3.2%どころか6.9%…「赤ちゃん物価指数」は消費者物価指数よりも上昇 育児中のエコノミストが粉ミルクなどの値上げから独自算出
原田晋也 (2023年6月27日付 東京新聞朝刊)
赤ちゃんを育てる世帯の負担感を広く知らせようと、エコノミストが独自に「赤ちゃん物価指数」をつくった。総務省が23日発表した5月の消費者物価指数(生鮮食品を除く総合)が前年同月比で3.2%のプラスだったのに対し、赤ちゃん物価指数は6.9%上昇。物価高の影響をより強く受ける状況を示した。
比較可能な91年以降で最高の伸び率
指数をつくったのは浜銀総合研究所の遠藤裕基氏。公式の消費者物価指数算出のため、総務省が調べている582品目の商品やサービスの価格動向のうち、粉ミルク、乳児服、紙おむつ(乳幼児用)、人形、玩具自動車の5つを選び、合成した。離乳食はそもそも消費者物価の調査項目にないため入れていない。

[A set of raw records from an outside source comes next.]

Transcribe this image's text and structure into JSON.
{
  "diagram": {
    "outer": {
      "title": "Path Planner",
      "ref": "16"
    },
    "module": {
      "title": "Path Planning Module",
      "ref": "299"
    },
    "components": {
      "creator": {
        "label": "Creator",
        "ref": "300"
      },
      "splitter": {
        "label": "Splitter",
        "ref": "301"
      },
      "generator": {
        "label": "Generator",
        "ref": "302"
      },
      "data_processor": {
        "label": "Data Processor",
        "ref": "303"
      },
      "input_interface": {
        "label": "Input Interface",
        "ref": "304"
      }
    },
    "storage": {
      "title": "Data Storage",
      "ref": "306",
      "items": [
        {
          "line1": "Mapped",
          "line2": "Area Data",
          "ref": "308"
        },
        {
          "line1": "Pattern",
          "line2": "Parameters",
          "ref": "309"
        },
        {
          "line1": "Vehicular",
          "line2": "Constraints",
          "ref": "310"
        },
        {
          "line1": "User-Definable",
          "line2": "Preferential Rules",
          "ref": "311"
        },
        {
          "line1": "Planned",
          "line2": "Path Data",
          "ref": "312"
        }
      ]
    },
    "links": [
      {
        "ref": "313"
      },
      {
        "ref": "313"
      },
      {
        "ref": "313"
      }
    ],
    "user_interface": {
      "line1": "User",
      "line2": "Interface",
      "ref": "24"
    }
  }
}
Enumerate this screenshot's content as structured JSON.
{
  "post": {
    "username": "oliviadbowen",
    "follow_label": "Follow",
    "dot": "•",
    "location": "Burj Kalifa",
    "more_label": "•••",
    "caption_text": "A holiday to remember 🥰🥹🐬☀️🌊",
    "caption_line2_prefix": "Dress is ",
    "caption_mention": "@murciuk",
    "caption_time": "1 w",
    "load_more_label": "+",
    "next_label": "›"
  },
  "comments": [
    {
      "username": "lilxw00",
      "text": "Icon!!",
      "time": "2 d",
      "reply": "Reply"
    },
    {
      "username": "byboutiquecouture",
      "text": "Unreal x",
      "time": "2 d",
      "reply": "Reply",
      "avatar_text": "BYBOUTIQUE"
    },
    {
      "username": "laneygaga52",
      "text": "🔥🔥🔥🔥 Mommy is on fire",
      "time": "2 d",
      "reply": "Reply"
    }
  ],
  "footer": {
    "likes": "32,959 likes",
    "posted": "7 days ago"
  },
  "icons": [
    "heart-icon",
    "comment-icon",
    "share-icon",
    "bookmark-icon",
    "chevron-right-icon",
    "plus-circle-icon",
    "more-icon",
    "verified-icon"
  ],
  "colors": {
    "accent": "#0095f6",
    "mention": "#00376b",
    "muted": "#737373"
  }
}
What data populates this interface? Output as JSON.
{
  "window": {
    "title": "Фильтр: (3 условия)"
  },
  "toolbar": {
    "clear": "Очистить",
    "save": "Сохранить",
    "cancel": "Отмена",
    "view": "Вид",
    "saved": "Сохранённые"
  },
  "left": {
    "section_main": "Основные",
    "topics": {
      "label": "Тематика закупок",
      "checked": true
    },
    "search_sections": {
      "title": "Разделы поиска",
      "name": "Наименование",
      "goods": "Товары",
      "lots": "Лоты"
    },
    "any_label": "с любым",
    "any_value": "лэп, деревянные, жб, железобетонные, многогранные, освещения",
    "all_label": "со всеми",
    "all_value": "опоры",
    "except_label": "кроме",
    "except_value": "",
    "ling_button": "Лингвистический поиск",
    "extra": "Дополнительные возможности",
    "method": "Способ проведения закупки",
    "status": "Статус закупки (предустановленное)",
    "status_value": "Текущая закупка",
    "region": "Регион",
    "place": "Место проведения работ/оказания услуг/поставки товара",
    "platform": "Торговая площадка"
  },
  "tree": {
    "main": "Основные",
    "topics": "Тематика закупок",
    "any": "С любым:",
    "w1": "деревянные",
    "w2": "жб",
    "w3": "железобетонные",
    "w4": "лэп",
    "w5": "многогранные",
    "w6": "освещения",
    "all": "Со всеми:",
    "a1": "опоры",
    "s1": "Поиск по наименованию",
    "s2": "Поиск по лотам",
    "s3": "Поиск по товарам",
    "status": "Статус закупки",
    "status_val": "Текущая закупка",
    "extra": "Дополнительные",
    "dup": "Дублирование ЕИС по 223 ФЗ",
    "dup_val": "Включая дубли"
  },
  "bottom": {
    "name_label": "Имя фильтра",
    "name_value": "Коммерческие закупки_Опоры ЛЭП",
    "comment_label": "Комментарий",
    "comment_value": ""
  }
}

円安や原材料高を受け、粉ミルク、紙おむつ、玩具自動車の値上げが相次いだ結果、赤ちゃん物価は消費税増税の影響があった2015年1月以来の高い伸び率だった。必需品とは言えないおもちゃを抜いた指数では6.0%増と、比較可能な1991年以後で最も高い伸び率だった。
児童手当は物価に連動せず実質目減り
遠藤氏は昨年長男が生まれ、買い物のたびに赤ちゃん関連商品の値上がりを実感。データで示すことで負担感を広く知ってもらうきっかけになると考え、試算を思い付いたという。
遠藤氏は「思った通り、負担感はかなり強まっていた。児童手当はあるが、物価に連動して増えないので実質目減りしている」と指摘。今後も指数の伸び率は上がるか高止まりする見込みといい、「しばらくは赤ちゃんがいる世帯にとって大変な状況は続きそうだ」と話した。